For fully automated chemical facilities (typically found in continuous process facilities like refineries) an instantaneous change to manual operation would not be possible. The lack of analog gauges and local sensor readouts and the relatively inaccessible manual controls would make it physically impossible for operators to coordinate the operation of the connected portions of the process in real time.

Safety Effects

Again, properly designed and implemented safety systems would be expected to stop any catastrophic consequences of sudden loss of control in chemical manufacturing systems. There were a number of very important qualifiers in that previous sentence. The major problem with designing safety systems is that it is very difficult to completely understand catastrophic failure modes in a manufacturing environment.

Typically, one has to use lab scale data to understand the physical parameters of those failure modes (NO ONE wants to do FULL SCALE testing of such failure modes) and then apply various models to try to scale up those test results to be able to plan for preventive actions to stop or mitigate the failures. No matter how sophisticated the modeling efforts they are, in the end, based upon educated guesses as to how the system will behave. Then systems are designed to try to best control those failure modes. And, it is not generally acceptable to really test those systems to see how they actually work in practice (in the emergency environment).

The OCIA Statement

The OCIA statement that started this discussion is almost certainly not based upon any survey of the chemical industry. It is a reasonable brief attempt by outsiders with a non-chemical manufacturing background to categorize the potential consequences of a non-chemical emergency event on generic chemical manufacturing.
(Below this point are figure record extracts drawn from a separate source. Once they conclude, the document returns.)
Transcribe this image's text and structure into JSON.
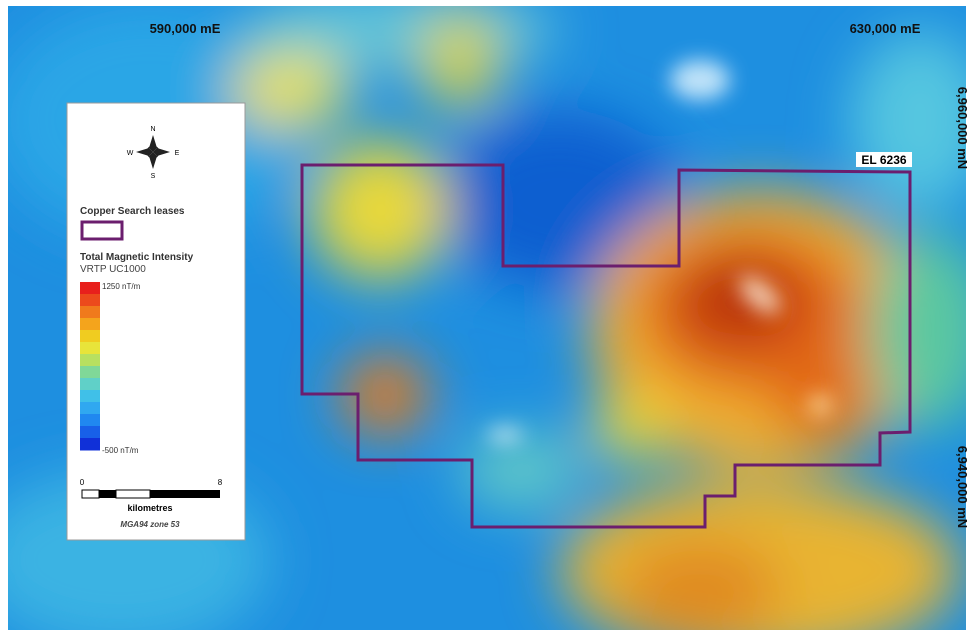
{
  "map": {
    "grid_labels": {
      "easting": [
        "590,000 mE",
        "630,000 mE"
      ],
      "northing": [
        "6,960,000 mN",
        "6,940,000 mN"
      ]
    },
    "lease_label": "EL 6236"
  },
  "legend": {
    "compass": {
      "n": "N",
      "s": "S",
      "e": "E",
      "w": "W"
    },
    "lease_title": "Copper Search leases",
    "intensity_title": "Total Magnetic Intensity",
    "intensity_subtitle": "VRTP UC1000",
    "max_label": "1250 nT/m",
    "min_label": "-500 nT/m",
    "scale": {
      "start": 0,
      "end": 8,
      "unit": "kilometres"
    },
    "projection": "MGA94 zone 53"
  }
}
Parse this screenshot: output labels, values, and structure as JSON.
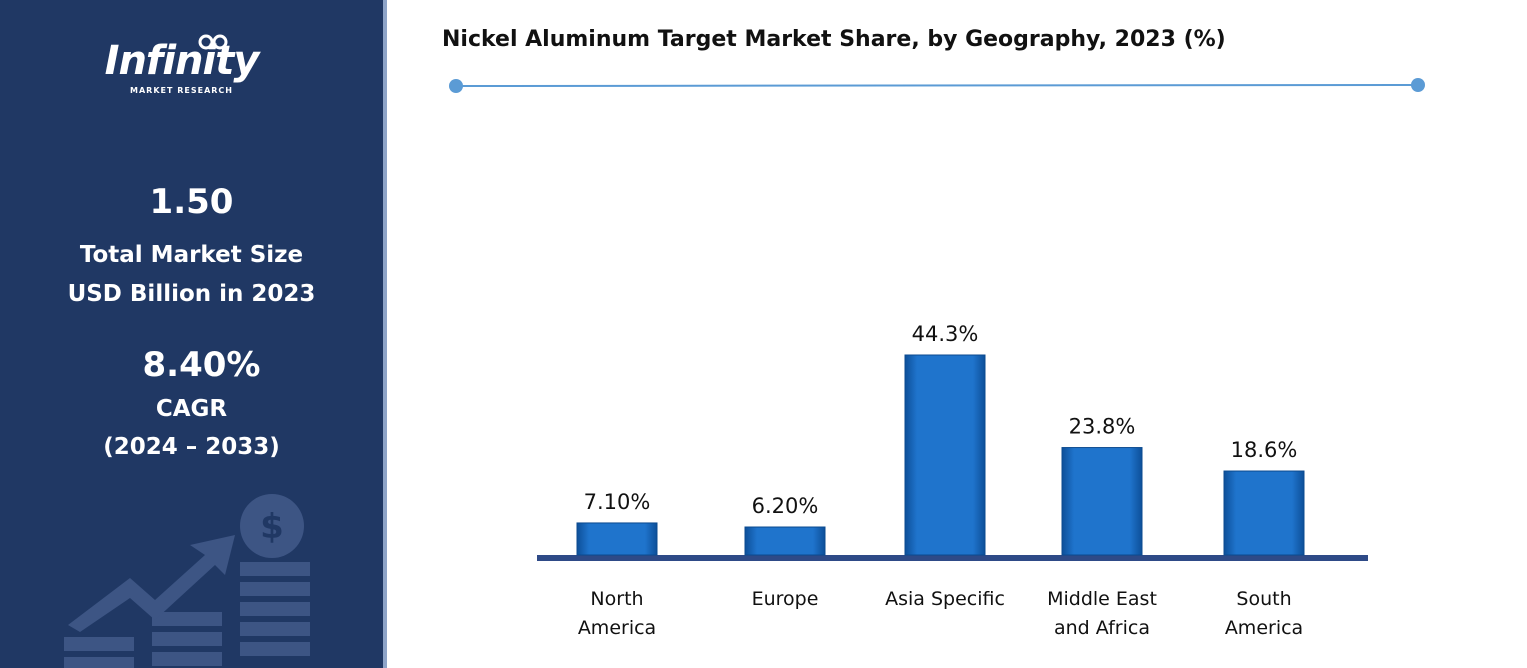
{
  "sidebar": {
    "brand": "Infinity",
    "brand_sub": "MARKET RESEARCH",
    "market_size": "1.50",
    "market_size_label_1": "Total Market Size",
    "market_size_label_2": "USD Billion in 2023",
    "cagr": "8.40%",
    "cagr_label": "CAGR",
    "cagr_period": "(2024 – 2033)"
  },
  "chart_data": {
    "type": "bar",
    "title": "Nickel Aluminum Target Market Share, by Geography, 2023 (%)",
    "categories": [
      "North America",
      "Europe",
      "Asia Specific",
      "Middle East and Africa",
      "South America"
    ],
    "values": [
      7.1,
      6.2,
      44.3,
      23.8,
      18.6
    ],
    "value_labels": [
      "7.10%",
      "6.20%",
      "44.3%",
      "23.8%",
      "18.6%"
    ],
    "color": "#1f6fc4"
  }
}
If I were to attempt to reword this statement from a chemical manufacturing process point of view, it would read something like this:

“Chemical manufacturing facilities should have safety systems in place to contain catastrophic consequences in the event of loss of control. The efficacy of those systems and their operation in an instantaneous loss of computer control situation would have to be evaluated on a case-by-case basis. Continued commercial production without replacing/fixing affected computer based process controls could be possible is some unknown number of facilities. It would be difficult to accurately predict which facilities could continue commercially viable production.”